Jährlich erleiden in Österreich rund 400 Menschen eine Querschnittlähmung. Dabei kommt es zu einer Unterbrechung der Nervenleitung im Rückenmark. Die Hauptursachen sind Verkehrsunfälle (50 %), Stürze (25 %) und Sportunfälle (10 %). Etwas weniger als die Hälfte ist so wie Kochevar von den Schultern abwärts gelähmt (Tetraplegie – alle vier Gliedmaßen sind von der Lähmung betroffen).

Die "Wings for Life"-Stiftung in Salzburg untersucht mit der Paracelsus Medizinischen Privatuniversität mehrere Forschungsansätze. Drei Beispiele:

Neue Isolierschicht: Durch einen Unfall verletzte Nervenfasern verlieren ihre Schutzschicht (Myelin). Ähnlich einem Stromkabel mit fehlender Isolierschicht sind diese "nackten" Nervenfasern dann nicht mehr richtig leitungsfähig. Die Wiederherstellung dieser Schutzschicht ist ein entscheidender Forschungsansatz.

Stammzellen: Große Hoffnungen werden in Therapien mit Stammzellen gesetzt, da diese grundsätzlich in der Lage sind, Gewebegerüste zu bilden, Wachstumsfaktoren freizusetzen, neue Schaltkreise zu bilden und die Neubildung der Schutzschicht zu fördern.

Stoppschilder lösen: Nach einer Verletzung des Rückenmarks schränken verschiedene Zelltrümmer im Gewebe die Regeneration von Nerven stark ein. Sie signalisieren der Nervenfaser: "Stopp, hier geht es nicht weiter." Ein Beispiel für eines dieser Stoppschilder ist das Protein Nogo. Ein Antikörper gegen Nogo wird bereits in einer klinischen Studie für akut verletzte Patienten getestet. Im Labor gelang es bereits, gleichzeitig mehrere dieser Stoppschilder erfolgreich zu blockieren und damit deutliche funktionelle Verbesserungen zu erreichen.

In den vergangenen Jahren wurde mehrfach über spektakuläre Fälle berichtet:

  • 2014 konnte ein von der Hüfte abwärts gelähmter 38-jähriger Pole wieder einzelne Schritte machen: Spezielle Nasenzellen bildeten eine Brücke zwischen durchtrennten Teilen des Rückenmarks, Bewegung wurde möglich.
  • Der seit einem Tauchunfall gelähmte US-Amerikaner Ian Burkhart, 27, kann seit 2016 wieder seine rechte Hand bewegen.
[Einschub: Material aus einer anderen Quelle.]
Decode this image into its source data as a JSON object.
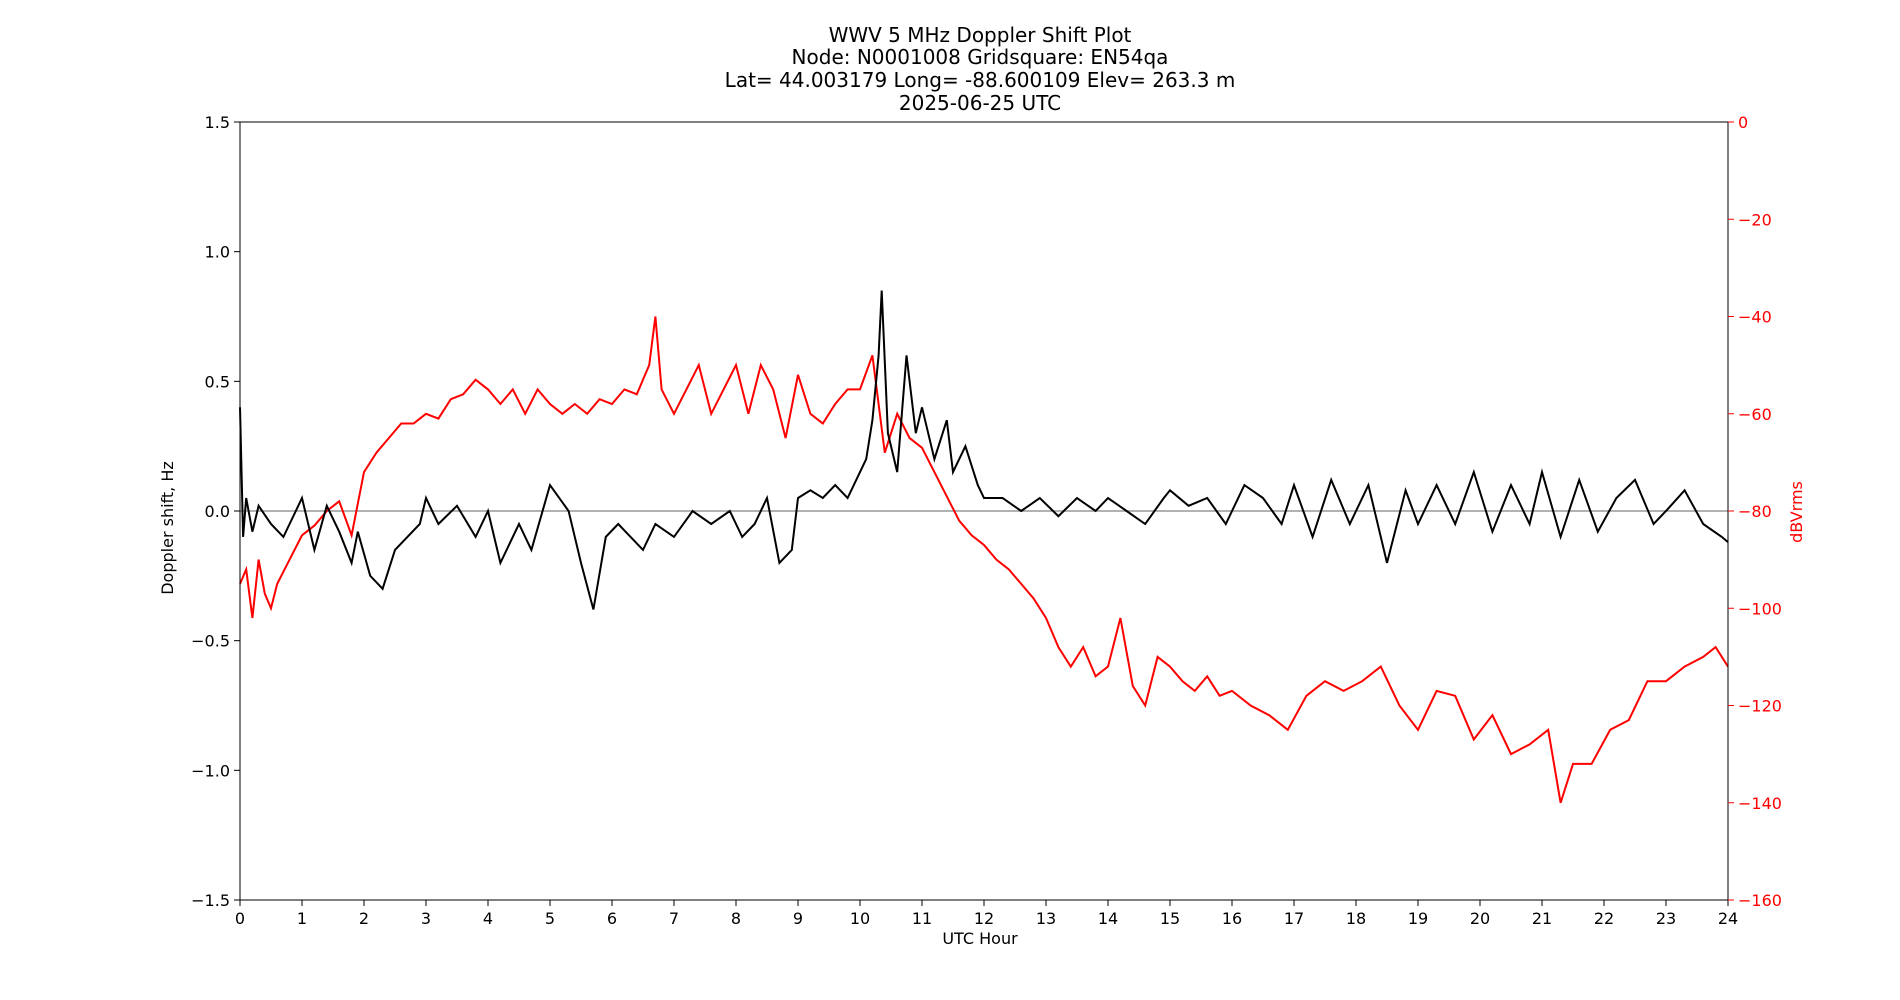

Ein erbsengroßer Chip im Gehirn setzt Muster von Hirnaktivitäten in Bewegungen um – die Hirnsignale steuern eine Manschette, die bestimmte Muskeln im Unterarm stimuliert.
  • Ebenfalls im Vorjahr gelang es einer 32-jährigen Amerikanerin, die seit damals 13 Jahren gelähmt ist, mit Hilfe eines „Exo-Skeletts“ einige Schritte zu gehen. Dabei handelt es sich um eine über das Gehirn aktivierte Stützvorrichtung. Über Gedankensignale wird diese Stütze aktiviert – und mit ihrer Hilfe das Bein angehoben. Dafür ist langes Training notwendig.